In summary: in my professional opinion the recliner chair was faulty but it is not clear this contributed to the falls and there is no clear evidence that it should not have been used. The two incidents of [Mr A] falling to the floor were adequately reported on the required incident form, however there was no extra documentation in the progress notes and the falls appear to have been considered as separate incidents. The required standards were met.”
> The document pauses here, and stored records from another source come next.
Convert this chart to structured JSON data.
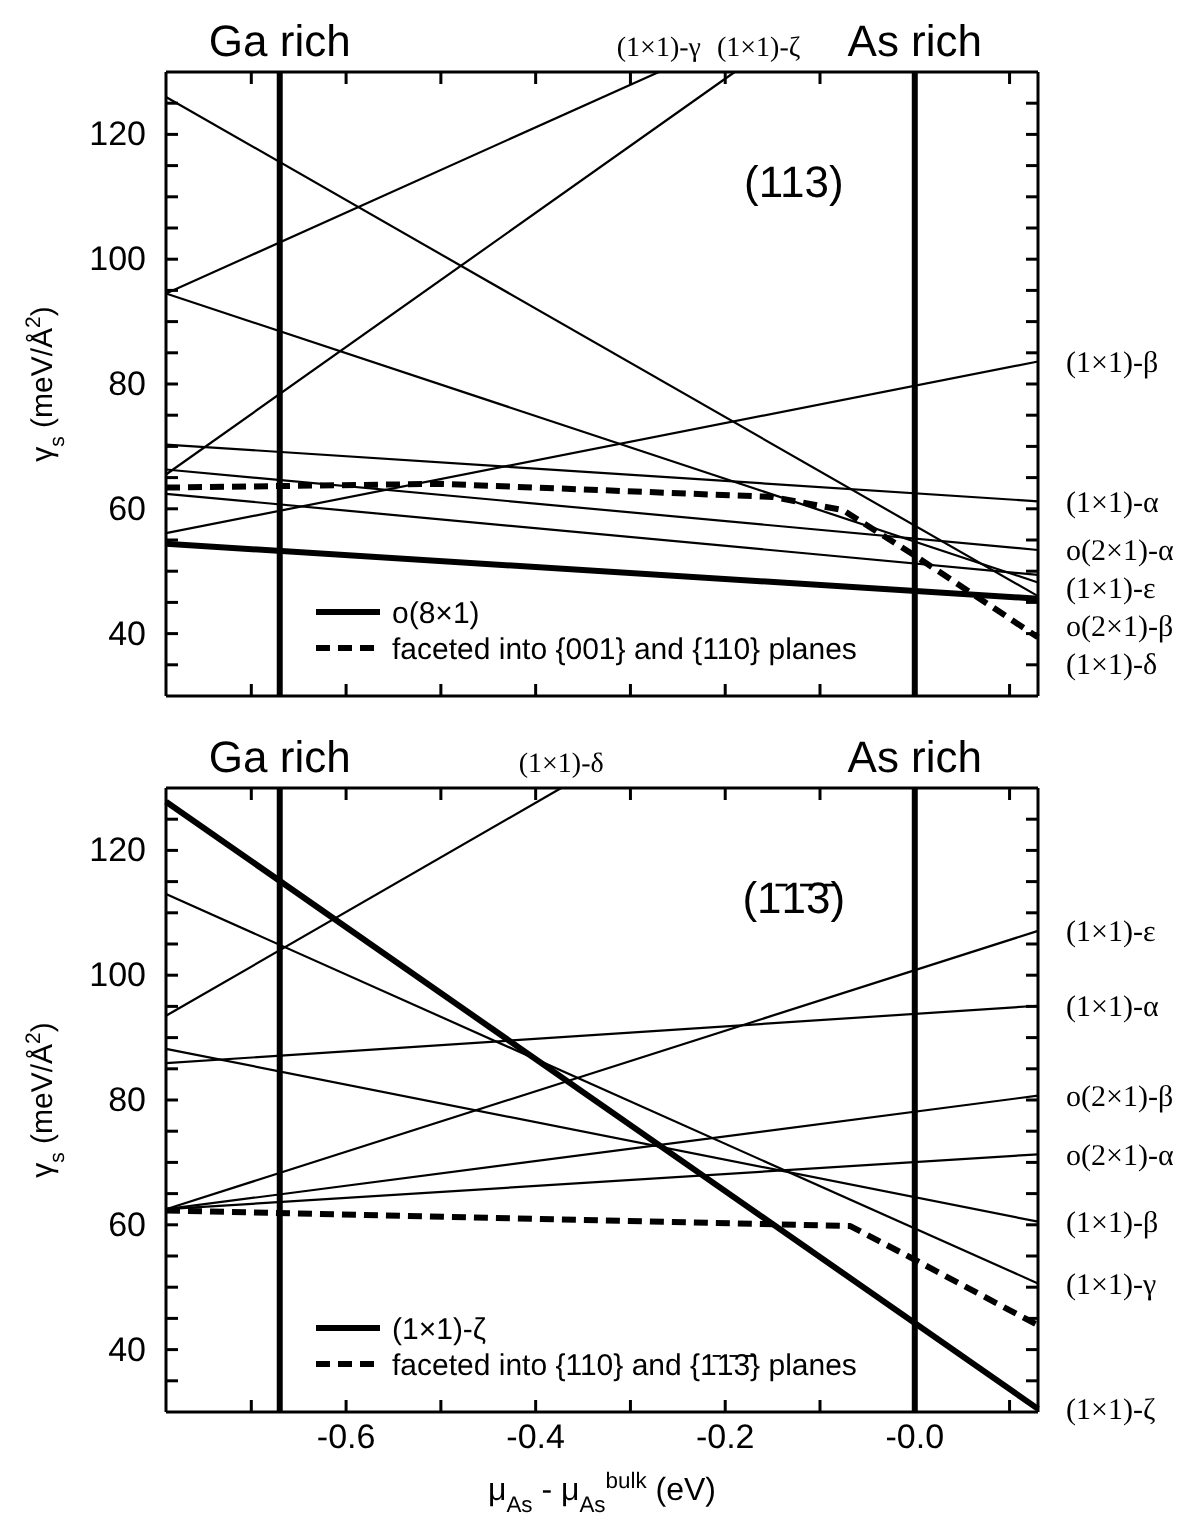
{
  "chart_data": [
    {
      "type": "line",
      "ylabel": "γ$_{s}$ (meV/Å$^{2}$)",
      "xlim": [
        -0.79,
        0.13
      ],
      "ylim": [
        30,
        130
      ],
      "xticks": [
        {
          "value": -0.7,
          "label": null
        },
        {
          "value": -0.6,
          "label": null
        },
        {
          "value": -0.5,
          "label": null
        },
        {
          "value": -0.4,
          "label": null
        },
        {
          "value": -0.3,
          "label": null
        },
        {
          "value": -0.2,
          "label": null
        },
        {
          "value": -0.1,
          "label": null
        },
        {
          "value": 0,
          "label": null
        },
        {
          "value": 0.1,
          "label": null
        }
      ],
      "yticks": [
        {
          "value": 35,
          "label": null
        },
        40,
        {
          "value": 45,
          "label": null
        },
        {
          "value": 50,
          "label": null
        },
        {
          "value": 55,
          "label": null
        },
        60,
        {
          "value": 65,
          "label": null
        },
        {
          "value": 70,
          "label": null
        },
        {
          "value": 75,
          "label": null
        },
        80,
        {
          "value": 85,
          "label": null
        },
        {
          "value": 90,
          "label": null
        },
        {
          "value": 95,
          "label": null
        },
        100,
        {
          "value": 105,
          "label": null
        },
        {
          "value": 110,
          "label": null
        },
        {
          "value": 115,
          "label": null
        },
        120,
        {
          "value": 125,
          "label": null
        }
      ],
      "tick_labels": "y",
      "grid": false,
      "legend": "bottom left",
      "marker": "none",
      "ref_lines": [
        {
          "axis": "x",
          "value": -0.67,
          "label": "Ga rich"
        },
        {
          "axis": "x",
          "value": 0,
          "label": "As rich"
        }
      ],
      "annotations": [
        "(113)",
        {
          "text": "(1×1)-γ",
          "x": -0.27,
          "y": 130
        },
        {
          "text": "(1×1)-ζ",
          "x": -0.19,
          "y": 130
        },
        {
          "text": "(1×1)-β",
          "x": 0.13,
          "y": 83.6
        },
        {
          "text": "(1×1)-α",
          "x": 0.13,
          "y": 61.2
        },
        {
          "text": "o(2×1)-α",
          "x": 0.13,
          "y": 53.4
        },
        {
          "text": "(1×1)-ε",
          "x": 0.13,
          "y": 49.4
        },
        {
          "text": "o(2×1)-β",
          "x": 0.13,
          "y": 48.2
        },
        {
          "text": "(1×1)-δ",
          "x": 0.13,
          "y": 46
        }
      ],
      "series": [
        {
          "color": "#000000",
          "x": [
            -0.79,
            0.13
          ],
          "values": [
            126,
            46
          ]
        },
        {
          "color": "#000000",
          "x": [
            -0.79,
            -0.27
          ],
          "values": [
            94.5,
            130
          ]
        },
        {
          "color": "#000000",
          "x": [
            -0.79,
            0.13
          ],
          "values": [
            94.5,
            48.2
          ]
        },
        {
          "color": "#000000",
          "x": [
            -0.79,
            -0.19
          ],
          "values": [
            65.5,
            130
          ]
        },
        {
          "color": "#000000",
          "x": [
            -0.79,
            0.13
          ],
          "values": [
            56.1,
            83.6
          ]
        },
        {
          "color": "#000000",
          "x": [
            -0.79,
            0.13
          ],
          "values": [
            70.3,
            61.2
          ]
        },
        {
          "color": "#000000",
          "x": [
            -0.79,
            0.13
          ],
          "values": [
            66.3,
            53.4
          ]
        },
        {
          "color": "#000000",
          "x": [
            -0.79,
            0.13
          ],
          "values": [
            62.4,
            49.4
          ]
        },
        {
          "name": "o(8×1)",
          "color": "#000000",
          "x": [
            -0.79,
            0.13
          ],
          "values": [
            54.4,
            45.6
          ]
        },
        {
          "name": "faceted into {001} and {110} planes",
          "color": "#000000",
          "line_style": "dashed",
          "x": [
            -0.79,
            -0.5,
            -0.15,
            -0.076,
            0,
            0.13
          ],
          "values": [
            63.4,
            64,
            61.9,
            59.8,
            52.5,
            39.4
          ]
        }
      ]
    },
    {
      "type": "line",
      "xlabel": "μ$_{As}$ - μ$_{As}$$^{bulk}$ (eV)",
      "ylabel": "γ$_{s}$ (meV/Å$^{2}$)",
      "xlim": [
        -0.79,
        0.13
      ],
      "ylim": [
        30,
        130
      ],
      "xticks": [
        {
          "value": -0.7,
          "label": null
        },
        -0.6,
        {
          "value": -0.5,
          "label": null
        },
        -0.4,
        {
          "value": -0.3,
          "label": null
        },
        -0.2,
        {
          "value": -0.1,
          "label": null
        },
        {
          "value": 0,
          "label": "-0.0"
        },
        {
          "value": 0.1,
          "label": null
        }
      ],
      "yticks": [
        {
          "value": 35,
          "label": null
        },
        40,
        {
          "value": 45,
          "label": null
        },
        {
          "value": 50,
          "label": null
        },
        {
          "value": 55,
          "label": null
        },
        60,
        {
          "value": 65,
          "label": null
        },
        {
          "value": 70,
          "label": null
        },
        {
          "value": 75,
          "label": null
        },
        80,
        {
          "value": 85,
          "label": null
        },
        {
          "value": 90,
          "label": null
        },
        {
          "value": 95,
          "label": null
        },
        100,
        {
          "value": 105,
          "label": null
        },
        {
          "value": 110,
          "label": null
        },
        {
          "value": 115,
          "label": null
        },
        120,
        {
          "value": 125,
          "label": null
        }
      ],
      "grid": false,
      "legend": "bottom left",
      "marker": "none",
      "ref_lines": [
        {
          "axis": "x",
          "value": -0.67,
          "label": "Ga rich"
        },
        {
          "axis": "x",
          "value": 0,
          "label": "As rich"
        }
      ],
      "annotations": [
        "(1̄1̄3̄)",
        {
          "text": "(1×1)-δ",
          "x": -0.373,
          "y": 130
        },
        {
          "text": "(1×1)-ε",
          "x": 0.13,
          "y": 107.1
        },
        {
          "text": "(1×1)-α",
          "x": 0.13,
          "y": 95.1
        },
        {
          "text": "o(2×1)-β",
          "x": 0.13,
          "y": 80.7
        },
        {
          "text": "o(2×1)-α",
          "x": 0.13,
          "y": 71.3
        },
        {
          "text": "(1×1)-β",
          "x": 0.13,
          "y": 60.5
        },
        {
          "text": "(1×1)-γ",
          "x": 0.13,
          "y": 50.6
        },
        {
          "text": "(1×1)-ζ",
          "x": 0.13,
          "y": 30.5
        }
      ],
      "series": [
        {
          "color": "#000000",
          "x": [
            -0.79,
            -0.373
          ],
          "values": [
            93.5,
            130
          ]
        },
        {
          "color": "#000000",
          "x": [
            -0.79,
            0.13
          ],
          "values": [
            113,
            50.6
          ]
        },
        {
          "color": "#000000",
          "x": [
            -0.79,
            0.13
          ],
          "values": [
            88.2,
            60.5
          ]
        },
        {
          "color": "#000000",
          "x": [
            -0.79,
            0.13
          ],
          "values": [
            85.9,
            95.1
          ]
        },
        {
          "color": "#000000",
          "x": [
            -0.79,
            0.13
          ],
          "values": [
            62.5,
            107.1
          ]
        },
        {
          "color": "#000000",
          "x": [
            -0.79,
            0.13
          ],
          "values": [
            62.5,
            80.7
          ]
        },
        {
          "color": "#000000",
          "x": [
            -0.79,
            0.13
          ],
          "values": [
            62.5,
            71.3
          ]
        },
        {
          "name": "(1×1)-ζ",
          "color": "#000000",
          "x": [
            -0.79,
            0.13
          ],
          "values": [
            127.8,
            30.5
          ]
        },
        {
          "name": "faceted into {110} and {1̄1̄3̄} planes",
          "color": "#000000",
          "line_style": "dashed",
          "x": [
            -0.79,
            -0.068,
            0,
            0.13
          ],
          "values": [
            62.3,
            59.8,
            54.4,
            43.9
          ]
        }
      ]
    }
  ]
}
Appendix B: Physical Restraint/Enabler Consent Form
[1] Right 4(1) of the Code states: “Every consumer has the right to have services provided with reasonable care and skill.”
[2] (NZS 8134.2:2008)
[3] Right 7(1) of the Code states: “Services may be provided to a consumer only if that consumer makes an informed choice and gives informed consent, except where any enactment, or the common law, or any other provision of this Code provides otherwise.”
[4] The complaint was supported by Mr A.
[5] A comprehensive clinical assessment of medical, rehabilitation, and support needs and abilities such as mobility and self-care. This information helps nurses to write tailor-made care plans which, when implemented, benefit both residents and staff.
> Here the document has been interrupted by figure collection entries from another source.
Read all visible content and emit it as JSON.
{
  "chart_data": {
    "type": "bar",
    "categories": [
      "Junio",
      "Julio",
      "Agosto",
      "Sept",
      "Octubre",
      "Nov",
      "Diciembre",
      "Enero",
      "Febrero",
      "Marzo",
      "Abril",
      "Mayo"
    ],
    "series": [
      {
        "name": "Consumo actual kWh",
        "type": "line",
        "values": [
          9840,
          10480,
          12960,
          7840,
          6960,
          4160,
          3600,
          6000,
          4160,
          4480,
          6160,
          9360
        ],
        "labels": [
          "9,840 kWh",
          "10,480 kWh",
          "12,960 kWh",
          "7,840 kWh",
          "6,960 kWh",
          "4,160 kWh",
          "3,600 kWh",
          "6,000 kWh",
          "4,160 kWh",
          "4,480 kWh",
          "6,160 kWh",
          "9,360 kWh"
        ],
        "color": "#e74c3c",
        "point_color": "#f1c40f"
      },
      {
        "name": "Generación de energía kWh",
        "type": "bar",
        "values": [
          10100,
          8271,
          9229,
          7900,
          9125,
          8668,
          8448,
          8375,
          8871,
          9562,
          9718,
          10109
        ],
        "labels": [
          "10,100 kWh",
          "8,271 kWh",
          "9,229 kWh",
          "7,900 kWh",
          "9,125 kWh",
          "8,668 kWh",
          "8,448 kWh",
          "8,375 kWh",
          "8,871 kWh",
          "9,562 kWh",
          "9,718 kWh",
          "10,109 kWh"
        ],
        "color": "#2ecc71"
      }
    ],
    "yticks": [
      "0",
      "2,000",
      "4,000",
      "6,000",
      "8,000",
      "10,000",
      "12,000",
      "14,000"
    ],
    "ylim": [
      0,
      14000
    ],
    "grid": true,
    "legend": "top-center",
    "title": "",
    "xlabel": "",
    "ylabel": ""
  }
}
[6] The term “kyphosis” is commonly used to refer to the clinical condition of excess curvature of the upper back (greater than 50 degrees), leading to a stooped forward posture.
[7] A common consequence of a stroke is the development of muscle contractures — the stiffening of muscles, which limits normal joint movement.
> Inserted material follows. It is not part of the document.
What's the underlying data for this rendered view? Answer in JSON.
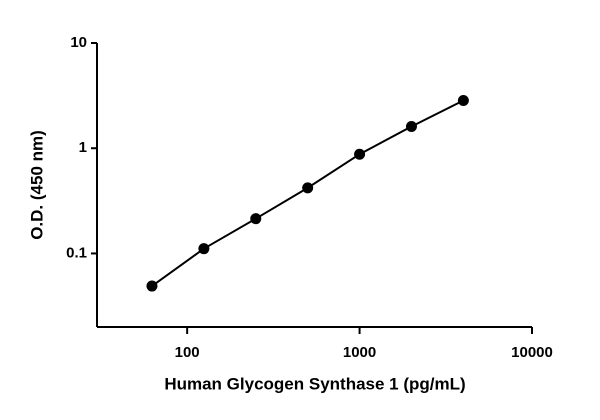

[8] The interRAI Long-Term Care Facilities Assessment System enables comprehensive, standardised evaluation of the needs, strengths, and preferences of persons receiving short-term post-acute care in skilled nursing facilities, as well as persons living in chronic care and nursing home institutional settings.
[9] If the relevant decision is a significant matter relating to the donor’s personal care and welfare, the attorney can act only if a relevant health practitioner has certified, or the court has determined, that the person is mentally incapable. The attorney must not act in respect of any other matter relating to the donor’s personal care and welfare unless the attorney believes on reasonable grounds that the donor is mentally incapable (section 98(3) of the Protection of Personal and Property Rights Act 1988).
[10] Opinion 10HDC01231, page 18, available at www.hdc.org.nz.
[11] Opinion 11HDC00528, available at www.hdc.org.nz.
[12] It appears not all of the documentation on the progress notes may have printed — for the purposes of this review.